The High Yield Fund returned −1.95% in the quarter compared with −1.94% for the Credit Suisse High Yield Index and −2.06% for the Lipper High Yield Funds Average. For the 12 months ended September 30, 2014, the fund returned 7.40% versus 7.08% for the Credit Suisse High Yield Index and 5.94% for the Lipper High Yield Funds Average. The fund's average annual total returns were 7.40%, 10.21%, and 7.79% for the 1-, 5-, and 10-year periods, respectively, as of September 30, 2014. The fund's expense ratio was 0.75% as of its fiscal year ended May 31, 2014.
For up-to-date standardized total returns, including the most recent month-end performance, please click on the Performance tab, above.
Current performance may be lower or higher than the quoted past performance, which cannot guarantee future results.
Share price, principal value, and return will vary and you may have a gain or loss when you sell your shares.
The High Yield Fund charges a 2%
redemption fee on shares held 90 days or less.
The performance information shown does not reflect the deduction of the redemption fee;
if it did, the performance would be lower.
While we sensed a general shift toward higher-quality issuance in the high yield asset class during the third quarter, we did not make any major adjustments to the portfolio's overall positioning. In our opinion, this credit cycle still has some room to run based on the benign default outlook, and higher-rated, longer-duration bonds appear to be vulnerable to a potential sell-off in U.S. Treasuries. The portfolio's largest allocations remain in bonds rated B and BB. Much of the highest-rated exposure is in companies that we believe are upgrade candidates, and we've maintained a meaningful allocation to bank loans.

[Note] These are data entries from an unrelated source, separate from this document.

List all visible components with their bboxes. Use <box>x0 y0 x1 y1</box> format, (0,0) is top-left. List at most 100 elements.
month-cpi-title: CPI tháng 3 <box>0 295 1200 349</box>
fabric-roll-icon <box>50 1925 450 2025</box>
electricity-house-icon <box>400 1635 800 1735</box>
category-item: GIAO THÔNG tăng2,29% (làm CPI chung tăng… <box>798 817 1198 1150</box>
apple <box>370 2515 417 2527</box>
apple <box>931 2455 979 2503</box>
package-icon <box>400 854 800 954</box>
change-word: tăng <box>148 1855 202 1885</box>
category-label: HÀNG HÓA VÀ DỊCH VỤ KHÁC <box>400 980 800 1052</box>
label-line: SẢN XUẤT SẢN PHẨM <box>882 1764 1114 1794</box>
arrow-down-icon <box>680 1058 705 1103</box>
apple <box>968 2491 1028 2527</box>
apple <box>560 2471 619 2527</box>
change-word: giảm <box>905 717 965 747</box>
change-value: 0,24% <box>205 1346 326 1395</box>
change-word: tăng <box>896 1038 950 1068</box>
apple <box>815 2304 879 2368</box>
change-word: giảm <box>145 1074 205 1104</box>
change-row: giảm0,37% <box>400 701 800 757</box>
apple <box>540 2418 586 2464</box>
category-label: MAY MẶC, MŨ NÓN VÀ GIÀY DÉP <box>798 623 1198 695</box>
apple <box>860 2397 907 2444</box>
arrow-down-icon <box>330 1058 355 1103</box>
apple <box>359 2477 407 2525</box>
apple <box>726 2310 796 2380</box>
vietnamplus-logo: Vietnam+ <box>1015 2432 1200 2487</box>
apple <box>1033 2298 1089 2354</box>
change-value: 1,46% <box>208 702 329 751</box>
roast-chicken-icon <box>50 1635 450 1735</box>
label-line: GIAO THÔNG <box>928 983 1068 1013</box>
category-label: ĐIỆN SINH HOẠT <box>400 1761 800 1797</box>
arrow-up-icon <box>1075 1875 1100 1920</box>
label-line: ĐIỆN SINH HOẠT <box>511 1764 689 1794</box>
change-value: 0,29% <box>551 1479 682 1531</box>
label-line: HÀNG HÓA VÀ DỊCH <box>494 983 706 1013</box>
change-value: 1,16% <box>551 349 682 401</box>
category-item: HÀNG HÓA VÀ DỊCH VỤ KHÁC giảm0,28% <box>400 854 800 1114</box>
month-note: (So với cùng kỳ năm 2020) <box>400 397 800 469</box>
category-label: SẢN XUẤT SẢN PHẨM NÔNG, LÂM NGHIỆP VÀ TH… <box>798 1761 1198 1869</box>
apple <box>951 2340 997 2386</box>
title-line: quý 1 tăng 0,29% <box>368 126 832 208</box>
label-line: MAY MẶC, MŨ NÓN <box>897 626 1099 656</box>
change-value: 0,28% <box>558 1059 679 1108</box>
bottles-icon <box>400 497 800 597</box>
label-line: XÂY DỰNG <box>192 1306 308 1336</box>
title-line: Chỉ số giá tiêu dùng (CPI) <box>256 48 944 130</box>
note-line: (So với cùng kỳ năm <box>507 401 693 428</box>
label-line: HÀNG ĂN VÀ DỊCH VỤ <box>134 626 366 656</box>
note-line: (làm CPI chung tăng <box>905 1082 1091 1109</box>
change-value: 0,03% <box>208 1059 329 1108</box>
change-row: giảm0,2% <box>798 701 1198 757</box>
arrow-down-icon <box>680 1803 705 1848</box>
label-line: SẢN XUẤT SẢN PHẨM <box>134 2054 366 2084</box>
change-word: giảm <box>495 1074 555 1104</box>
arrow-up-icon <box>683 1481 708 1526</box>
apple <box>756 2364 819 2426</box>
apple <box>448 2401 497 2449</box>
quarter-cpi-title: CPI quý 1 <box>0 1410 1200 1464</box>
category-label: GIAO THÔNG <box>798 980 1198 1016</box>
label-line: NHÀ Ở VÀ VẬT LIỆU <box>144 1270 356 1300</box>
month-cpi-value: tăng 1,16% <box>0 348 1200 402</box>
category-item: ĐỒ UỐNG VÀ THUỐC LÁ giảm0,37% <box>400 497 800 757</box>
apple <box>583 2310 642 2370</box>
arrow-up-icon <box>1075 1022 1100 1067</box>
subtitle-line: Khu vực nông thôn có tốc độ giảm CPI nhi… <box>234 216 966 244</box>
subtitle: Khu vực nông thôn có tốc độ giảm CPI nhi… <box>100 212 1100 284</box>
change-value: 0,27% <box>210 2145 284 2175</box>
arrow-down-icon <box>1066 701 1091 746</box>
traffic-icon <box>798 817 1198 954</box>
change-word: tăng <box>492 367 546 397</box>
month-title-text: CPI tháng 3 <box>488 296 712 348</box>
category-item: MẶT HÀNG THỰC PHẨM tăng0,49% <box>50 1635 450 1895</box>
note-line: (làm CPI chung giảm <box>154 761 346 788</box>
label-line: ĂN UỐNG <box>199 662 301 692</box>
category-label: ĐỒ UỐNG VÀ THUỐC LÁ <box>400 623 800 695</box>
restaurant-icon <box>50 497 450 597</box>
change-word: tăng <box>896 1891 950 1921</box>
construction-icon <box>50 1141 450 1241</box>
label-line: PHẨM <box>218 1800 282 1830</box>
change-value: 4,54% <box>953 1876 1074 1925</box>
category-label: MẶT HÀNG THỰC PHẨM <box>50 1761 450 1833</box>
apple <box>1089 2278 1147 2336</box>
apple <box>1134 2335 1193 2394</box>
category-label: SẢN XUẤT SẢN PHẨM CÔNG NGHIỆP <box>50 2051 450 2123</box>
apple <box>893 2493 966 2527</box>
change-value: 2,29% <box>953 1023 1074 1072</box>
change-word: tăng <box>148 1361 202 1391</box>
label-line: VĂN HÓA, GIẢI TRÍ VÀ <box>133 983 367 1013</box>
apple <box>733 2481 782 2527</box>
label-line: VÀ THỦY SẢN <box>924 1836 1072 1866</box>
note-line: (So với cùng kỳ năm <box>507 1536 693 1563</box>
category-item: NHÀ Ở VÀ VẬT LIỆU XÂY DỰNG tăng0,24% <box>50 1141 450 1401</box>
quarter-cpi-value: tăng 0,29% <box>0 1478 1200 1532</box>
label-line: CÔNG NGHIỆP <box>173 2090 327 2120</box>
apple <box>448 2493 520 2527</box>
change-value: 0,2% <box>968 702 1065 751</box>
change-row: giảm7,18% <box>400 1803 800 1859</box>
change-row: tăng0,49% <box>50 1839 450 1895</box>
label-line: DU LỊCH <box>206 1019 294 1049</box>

In our view, high yield is still one of the best places to invest in the fixed income universe as the fundamentals remain solid, many companies have fortified their balance sheets by issuing new debt at low rates, and demand for yield shows no sign of abating. We had been expecting a correction, but we do not believe the current weakness will persist. We think that value in the primary market will improve, and long-term-focused institutional investors will step in and add to the asset class on weakness. Our confidence is largely based on the fact that the market's underlying fundamentals are little changed and absolute yields compare favorably with other fixed income sectors. As always, our goal is to deliver high current income and attractive total returns over time, while seeking to limit the volatility inherent in our market.